Tsien felt a tiny flicker of pride as he pretended to sag under Gerhard's steely stare. Good old predictable Captain Mitchell. He'd been raised on stories of hopeless last stands, and now he was part of one.
“We've only got forty men in the whole belt – and ten of those are community constables – domestic beaters. How do we hold off Tankhunters with batons and cuffs?” he asked, playing for time as the Mark-Four system slid and shifted inside him, paring years off his life with every minute.
But the power....oh, he knew just how to deal with a pack of scrap-iron like those 'hunters. His fists itched under their oily steel skin.
“I've got some reinforcements here, Tsien. Ones that damned computer'll never suspect. But veterans, every last man. So here's what we do. I'll go and round up the troops, bre
ak out the guns. And you man the gates with all that fancy hardware of yours.”

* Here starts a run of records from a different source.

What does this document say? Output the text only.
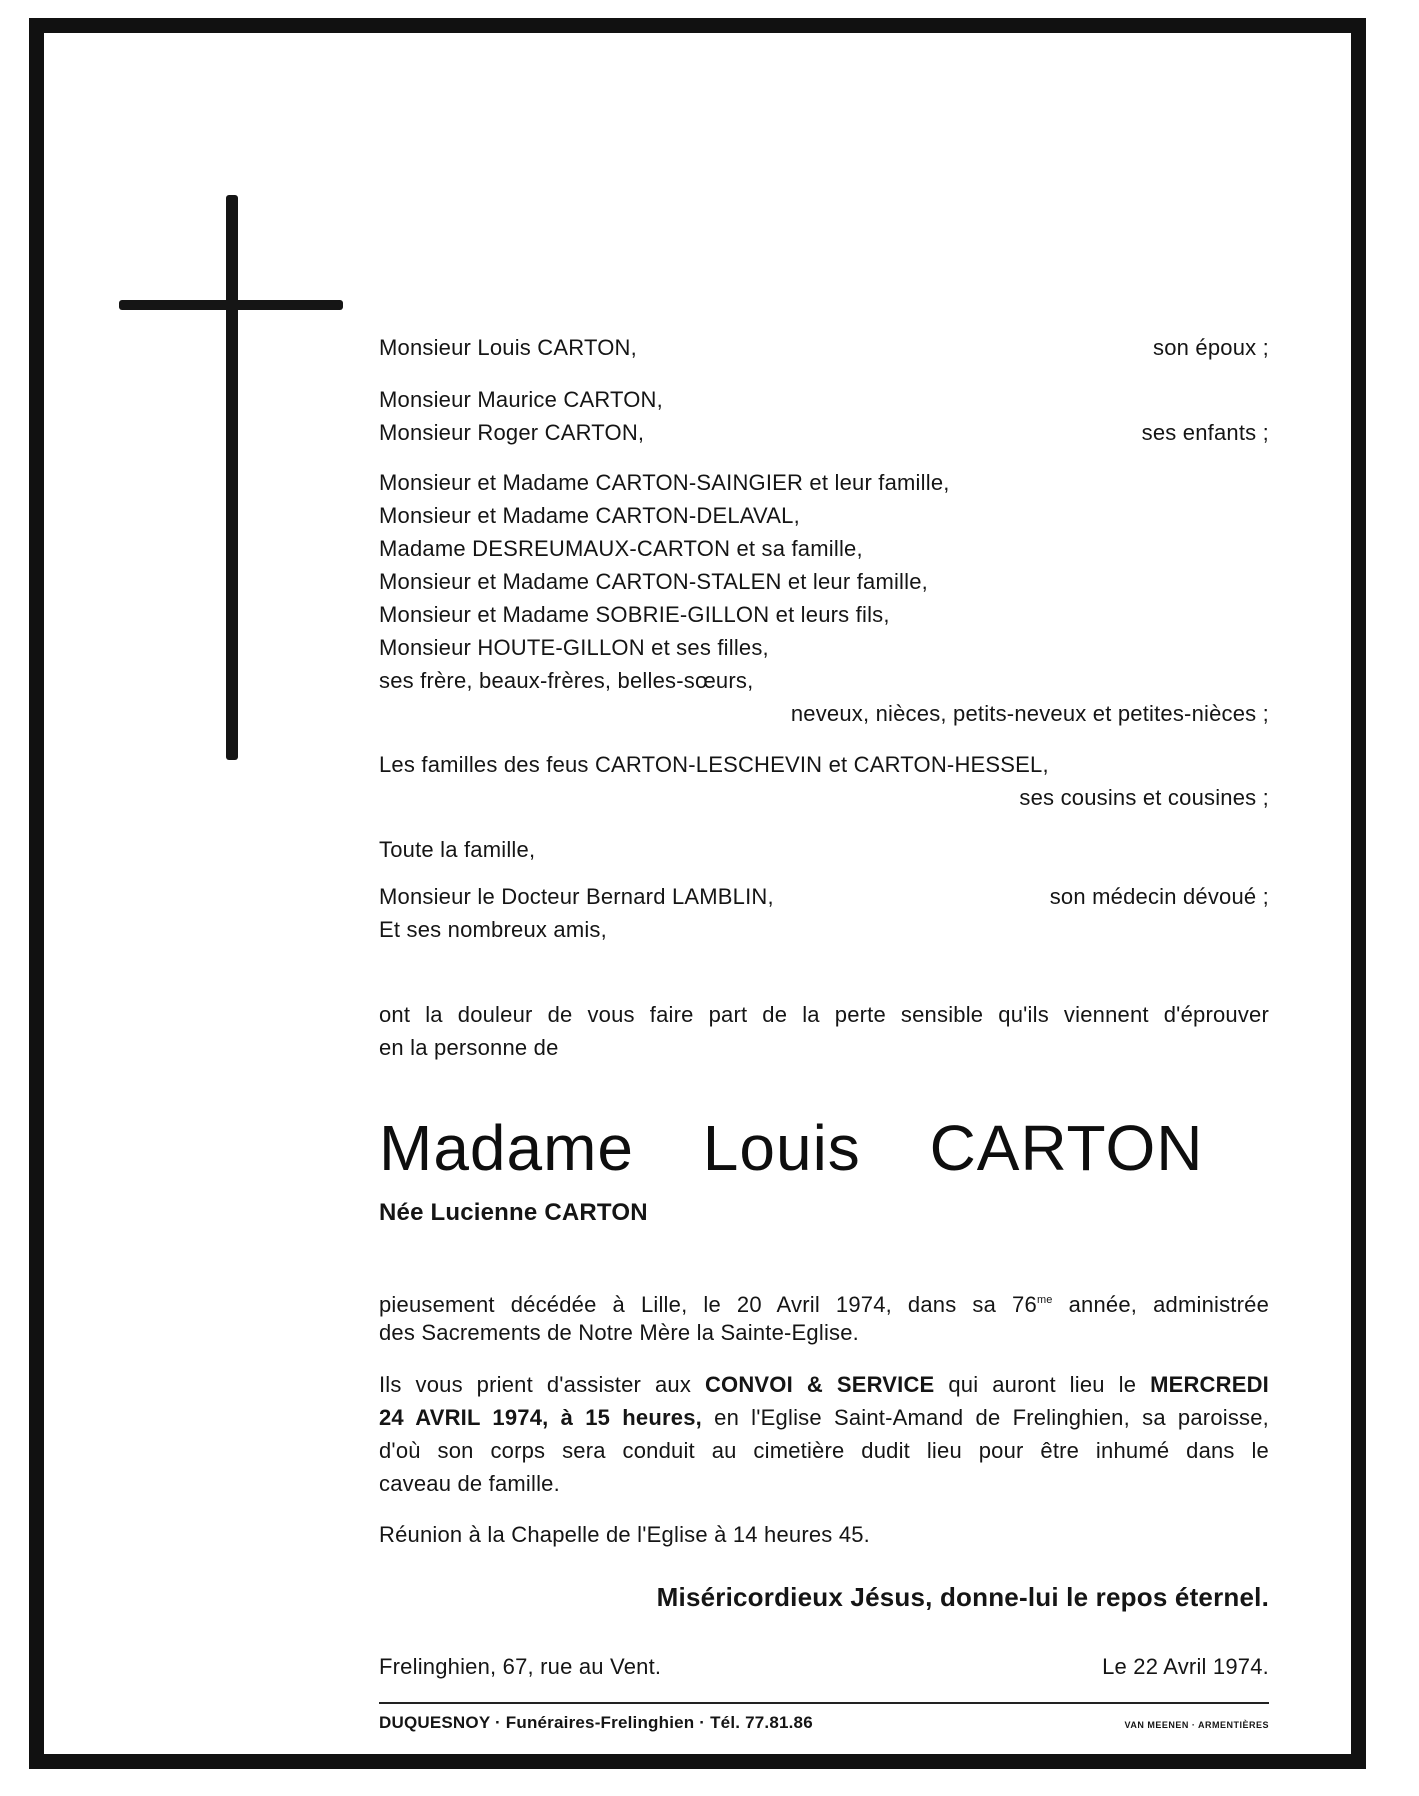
Monsieur Louis CARTON,	son époux ;
Monsieur Maurice CARTON,
Monsieur Roger CARTON,	ses enfants ;
Monsieur et Madame CARTON-SAINGIER et leur famille,
Monsieur et Madame CARTON-DELAVAL,
Madame DESREUMAUX-CARTON et sa famille,
Monsieur et Madame CARTON-STALEN et leur famille,
Monsieur et Madame SOBRIE-GILLON et leurs fils,
Monsieur HOUTE-GILLON et ses filles,
ses frère, beaux-frères, belles-sœurs,
neveux, nièces, petits-neveux et petites-nièces ;
Les familles des feus CARTON-LESCHEVIN et CARTON-HESSEL,
ses cousins et cousines ;
Toute la famille,
Monsieur le Docteur Bernard LAMBLIN,	son médecin dévoué ;
Et ses nombreux amis,
ont la douleur de vous faire part de la perte sensible qu'ils viennent d'éprouver
en la personne de
Madame Louis CARTON
Née Lucienne CARTON
pieusement décédée à Lille, le 20 Avril 1974, dans sa $76^{me}$ année, administrée
des Sacrements de Notre Mère la Sainte-Eglise.
Ils vous prient d'assister aux CONVOI & SERVICE qui auront lieu le MERCREDI
24 AVRIL 1974, à 15 heures, en l'Eglise Saint-Amand de Frelinghien, sa paroisse,
d'où son corps sera conduit au cimetière dudit lieu pour être inhumé dans le
caveau de famille.
Réunion à la Chapelle de l'Eglise à 14 heures 45.
Miséricordieux Jésus, donne-lui le repos éternel.
Frelinghien, 67, rue au Vent.	Le 22 Avril 1974.
DUQUESNOY · Funéraires-Frelinghien · Tél. 77.81.86	VAN MEENEN · ARMENTIÈRES
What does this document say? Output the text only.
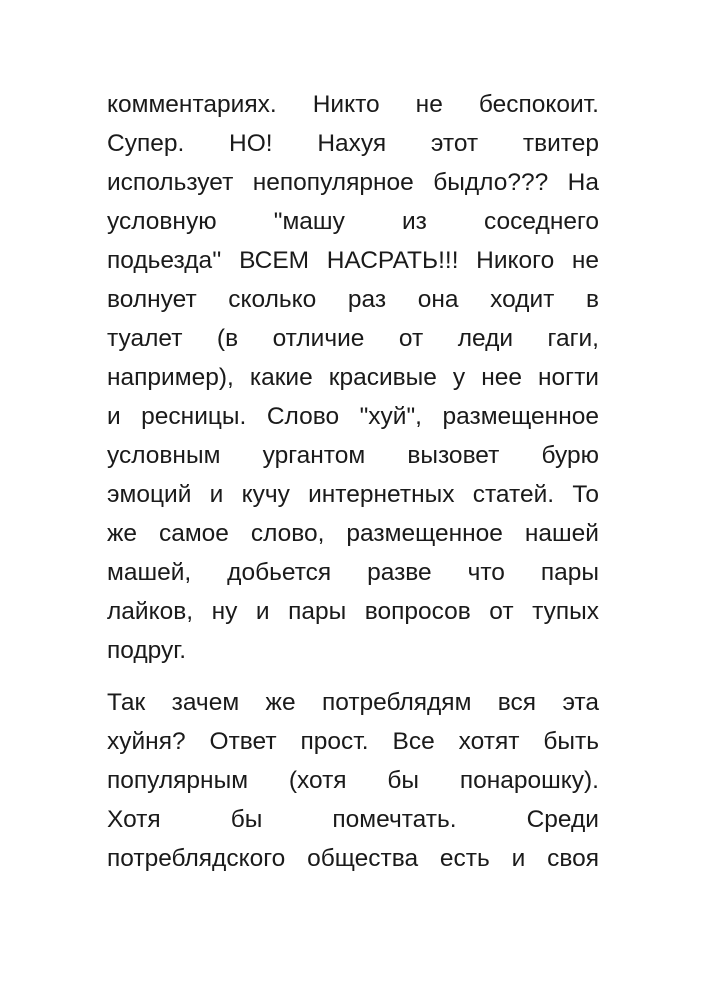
комментариях. Никто не беспокоит.
Супер. НО! Нахуя этот твитер
использует непопулярное быдло??? На
условную "машу из соседнего
подьезда'' ВСЕМ НАСРАТЬ!!! Никого не
волнует сколько раз она ходит в
туалет (в отличие от леди гаги,
например), какие красивые у нее ногти
и ресницы. Слово "хуй", размещенное
условным ургантом вызовет бурю
эмоций и кучу интернетных статей. То
же самое слово, размещенное нашей
машей, добьется разве что пары
лайков, ну и пары вопросов от тупых
подруг.
Так зачем же потреблядям вся эта
хуйня? Ответ прост. Все хотят быть
популярным (хотя бы понарошку).
Хотя бы помечтать. Среди
потреблядского общества есть и своя
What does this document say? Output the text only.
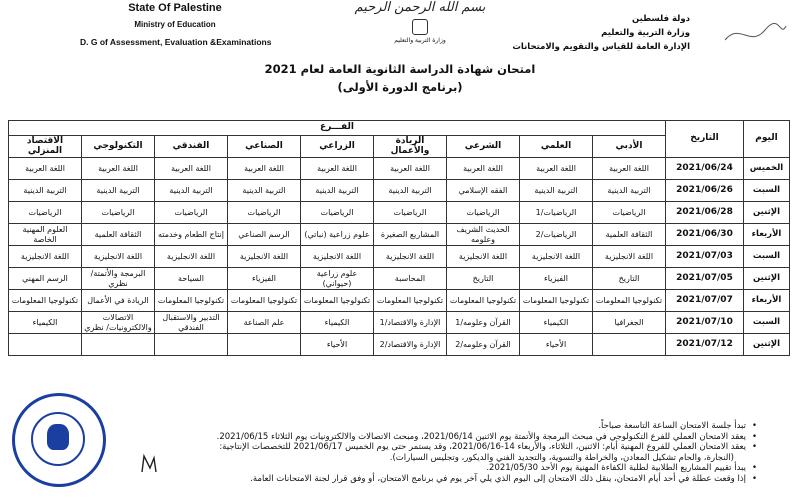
State Of Palestine
Ministry of Education
D. G of Assessment, Evaluation &Examinations
بسم الله الرحمن الرحيم
وزارة التربية والتعليم
دولة فلسطين
وزارة التربية والتعليم
الإدارة العامة للقياس والتقويم والامتحانات
امتحان شهادة الدراسة الثانوية العامة لعام 2021
(برنامج الدورة الأولى)
اليوم	التاريخ	الفـــرع								
		الأدبي	العلمي	الشرعي	الريادة والأعمال	الزراعي	الصناعي	الفندقي	التكنولوجي	الاقتصاد المنزلي
الخميس	2021/06/24	اللغة العربية	اللغة العربية	اللغة العربية	اللغة العربية	اللغة العربية	اللغة العربية	اللغة العربية	اللغة العربية	اللغة العربية
السبت	2021/06/26	التربية الدينية	التربية الدينية	الفقه الإسلامي	التربية الدينية	التربية الدينية	التربية الدينية	التربية الدينية	التربية الدينية	التربية الدينية
الإثنين	2021/06/28	الرياضيات	الرياضيات/1	الرياضيات	الرياضيات	الرياضيات	الرياضيات	الرياضيات	الرياضيات	الرياضيات
الأربعاء	2021/06/30	الثقافة العلمية	الرياضيات/2	الحديث الشريف وعلومه	المشاريع الصغيرة	علوم زراعية (نباتي)	الرسم الصناعي	إنتاج الطعام وخدمته	الثقافة العلمية	العلوم المهنية الخاصة
السبت	2021/07/03	اللغة الانجليزية	اللغة الانجليزية	اللغة الانجليزية	اللغة الانجليزية	اللغة الانجليزية	اللغة الانجليزية	اللغة الانجليزية	اللغة الانجليزية	اللغة الانجليزية
الإثنين	2021/07/05	التاريخ	الفيزياء	التاريخ	المحاسبة	علوم زراعية (حيواني)	الفيزياء	السياحة	البرمجة والأتمتة/ نظري	الرسم المهني
الأربعاء	2021/07/07	تكنولوجيا المعلومات	تكنولوجيا المعلومات	تكنولوجيا المعلومات	تكنولوجيا المعلومات	تكنولوجيا المعلومات	تكنولوجيا المعلومات	تكنولوجيا المعلومات	الريادة في الأعمال	تكنولوجيا المعلومات
السبت	2021/07/10	الجغرافيا	الكيمياء	القرآن وعلومه/1	الإدارة والاقتصاد/1	الكيمياء	علم الصناعة	التدبير والاستقبال الفندقي	الاتصالات والالكترونيات/ نظري	الكيمياء
الإثنين	2021/07/12		الأحياء	القرآن وعلومه/2	الإدارة والاقتصاد/2	الأحياء				
• تبدأ جلسة الامتحان الساعة التاسعة صباحاً.
• يعقد الامتحان العملي للفرع التكنولوجي في مبحث البرمجة والأتمتة يوم الاثنين 2021/06/14، ومبحث الاتصالات والالكترونيات يوم الثلاثاء 2021/06/15.
• يعقد الامتحان العملي للفروع المهنية أيام: الاثنين، الثلاثاء، والأربعاء 14-2021/06/16، وقد يستمر حتى يوم الخميس 2021/06/17 للتخصصات الإنتاجية:
(النجارة، والحام تشكيل المعادن، والخراطة والتسوية، والتجديد الفني والديكور، وتجليس السيارات).
• يبدأ تقييم المشاريع الطلابية لطلبة الكفاءة المهنية يوم الأحد 2021/05/30.
• إذا وقعت عطلة في أحد أيام الامتحان، ينقل ذلك الامتحان إلى اليوم الذي يلي آخر يوم في برنامج الامتحان، أو وفق قرار لجنة الامتحانات العامة.
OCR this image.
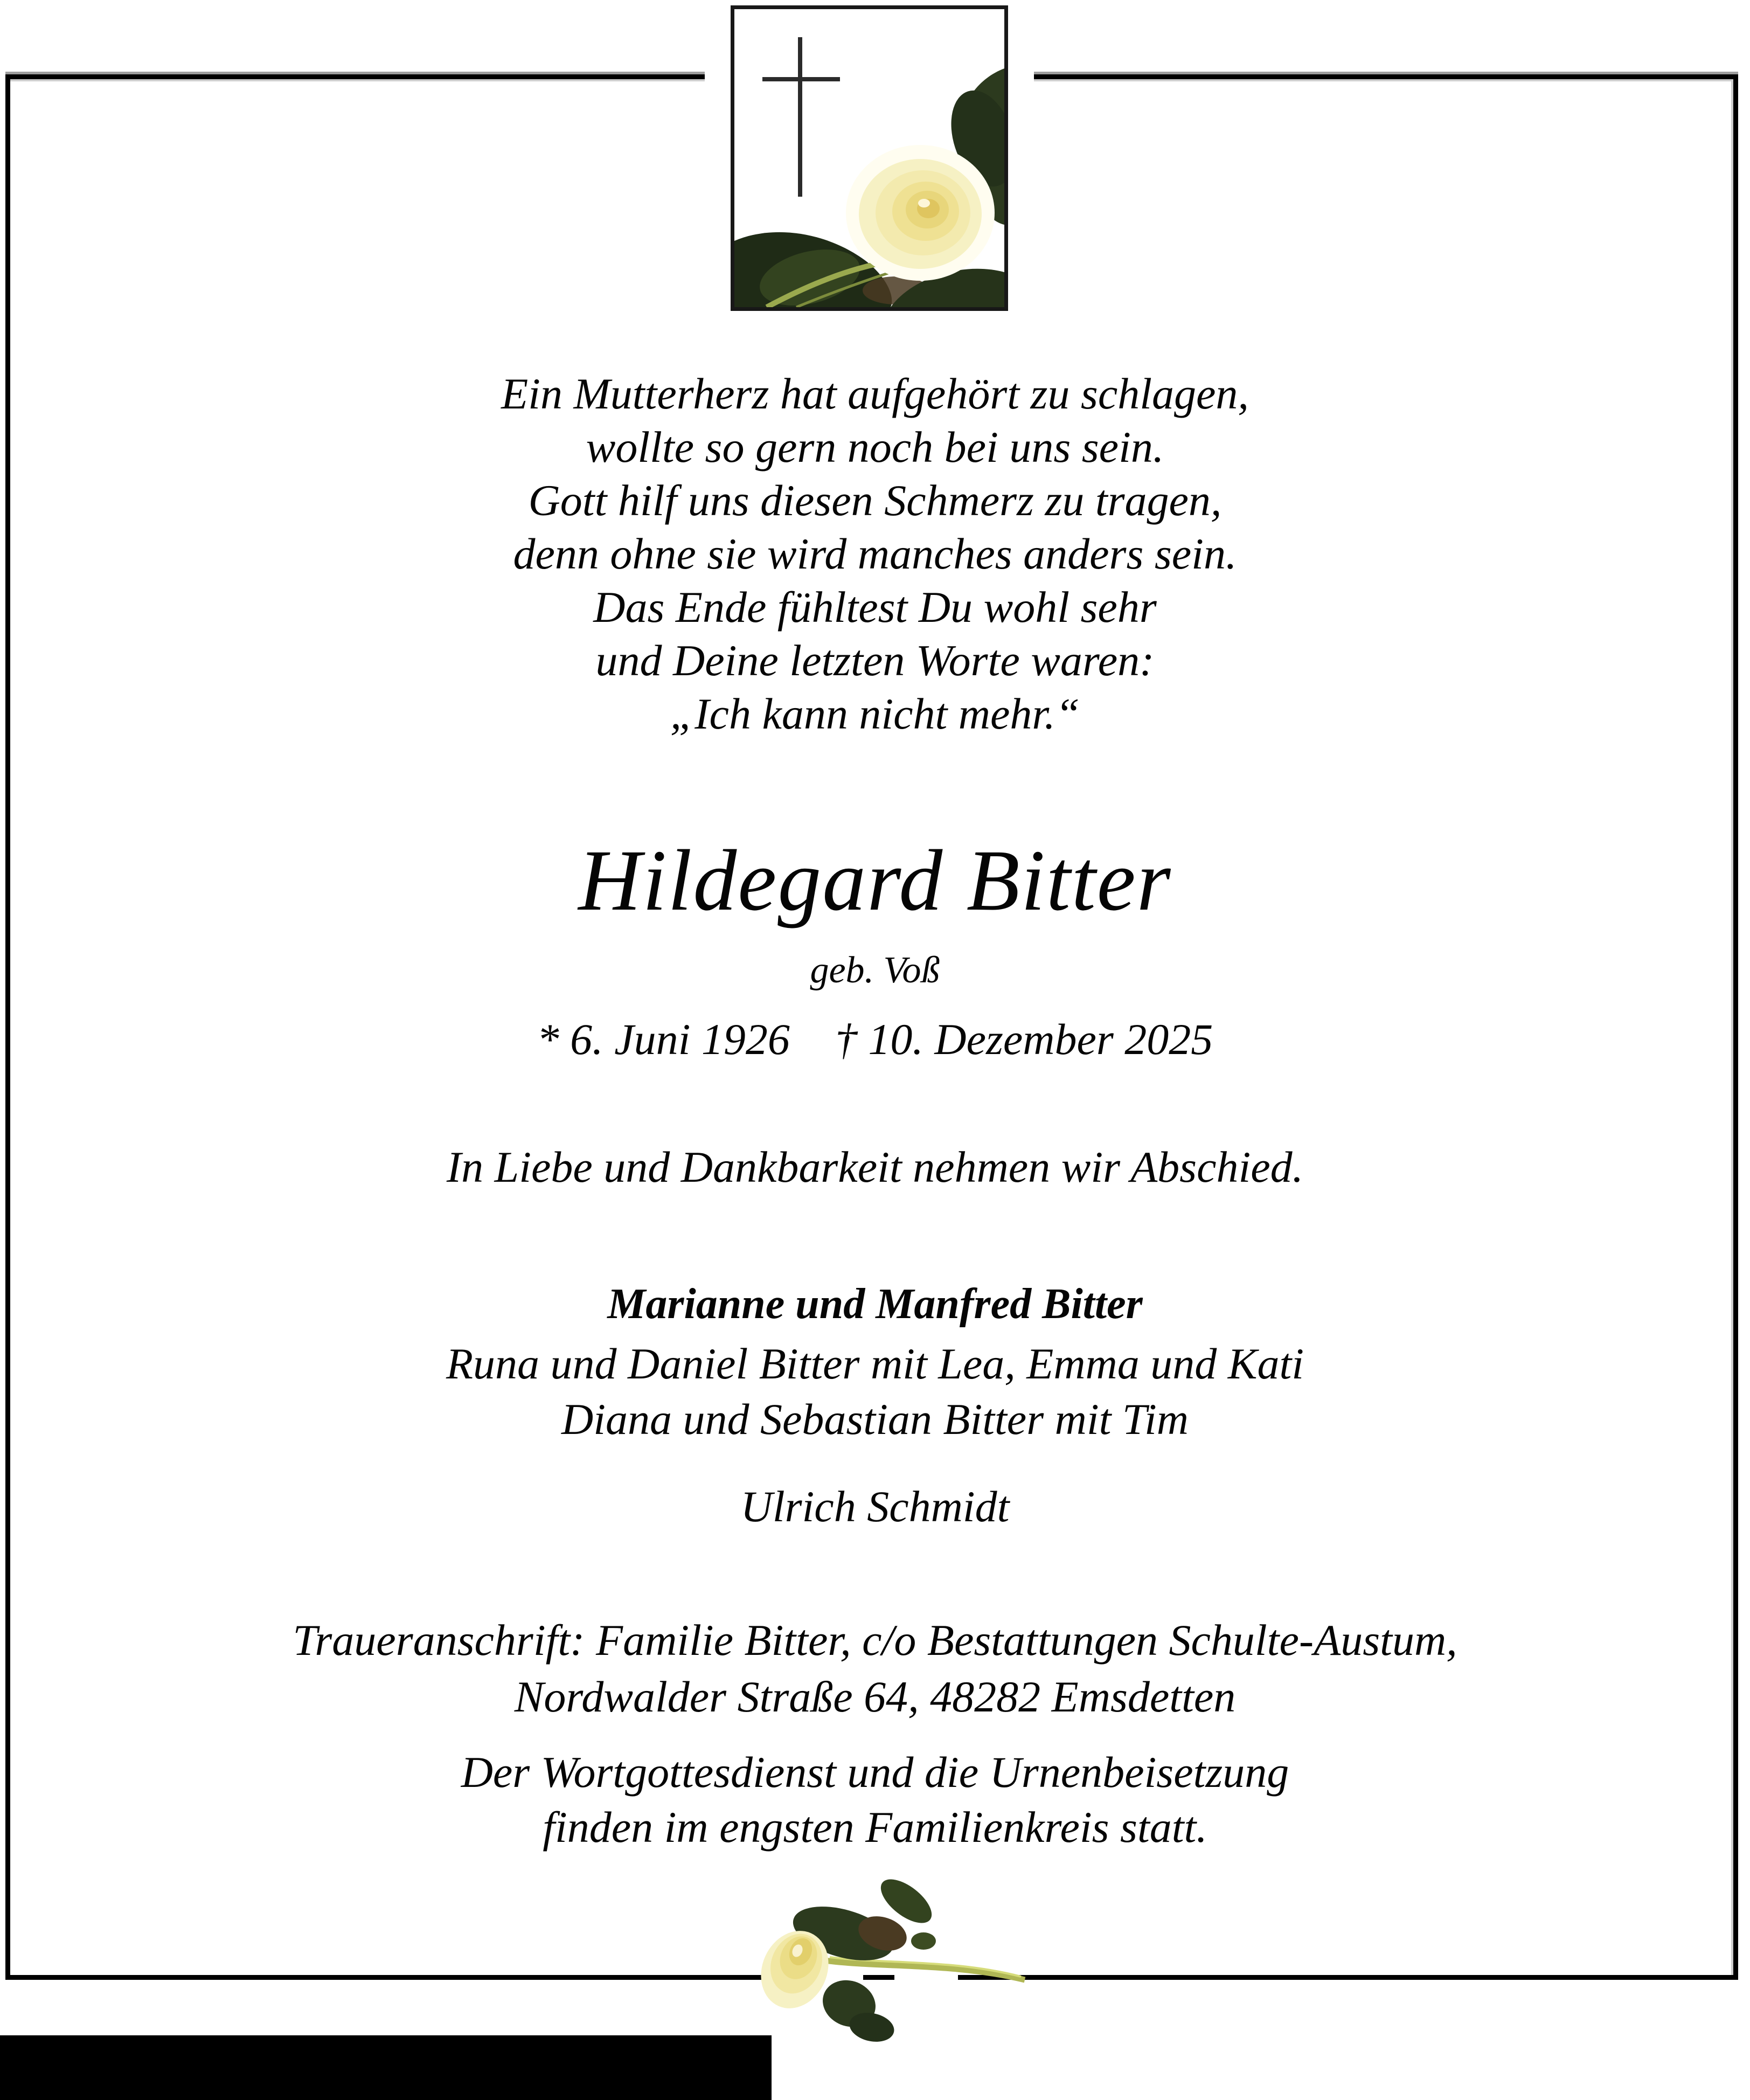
Ein Mutterherz hat aufgehört zu schlagen,
wollte so gern noch bei uns sein.
Gott hilf uns diesen Schmerz zu tragen,
denn ohne sie wird manches anders sein.
Das Ende fühltest Du wohl sehr
und Deine letzten Worte waren:
„Ich kann nicht mehr.“
Hildegard Bitter
geb. Voß
* 6. Juni 1926 † 10. Dezember 2025
In Liebe und Dankbarkeit nehmen wir Abschied.
Marianne und Manfred Bitter
Runa und Daniel Bitter mit Lea, Emma und Kati
Diana und Sebastian Bitter mit Tim
Ulrich Schmidt
Traueranschrift: Familie Bitter, c/o Bestattungen Schulte-Austum,
Nordwalder Straße 64, 48282 Emsdetten
Der Wortgottesdienst und die Urnenbeisetzung
finden im engsten Familienkreis statt.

The Super-Cyben felt needles in his brain releasing adrenaline and endorphins as he imagined smashing armor and ripping heads from shoulders. It was all coming back to him now, the fire, the purpose... he almost forgot why he'd come to the Belt in the first place.
“Yes, sir.” he said, snapping off a salute. “I'll hold the line, Captain – you can count on it.”
Gerhard spat the butt of his foul little cigarette out into one armored hand, grinding it to shreds between two fingers.
“You better, son. Because if I think for a second that that Cyben shit is in your brain, I'll kill you myself.”
With that he stomped out of the makeshift hospital room, the guns mounted to his exosuit barely clearing the three-meter doorframe. Tsien unkinked his shoulders, filling out to his full and horrific proportions with a whine of tiny motors.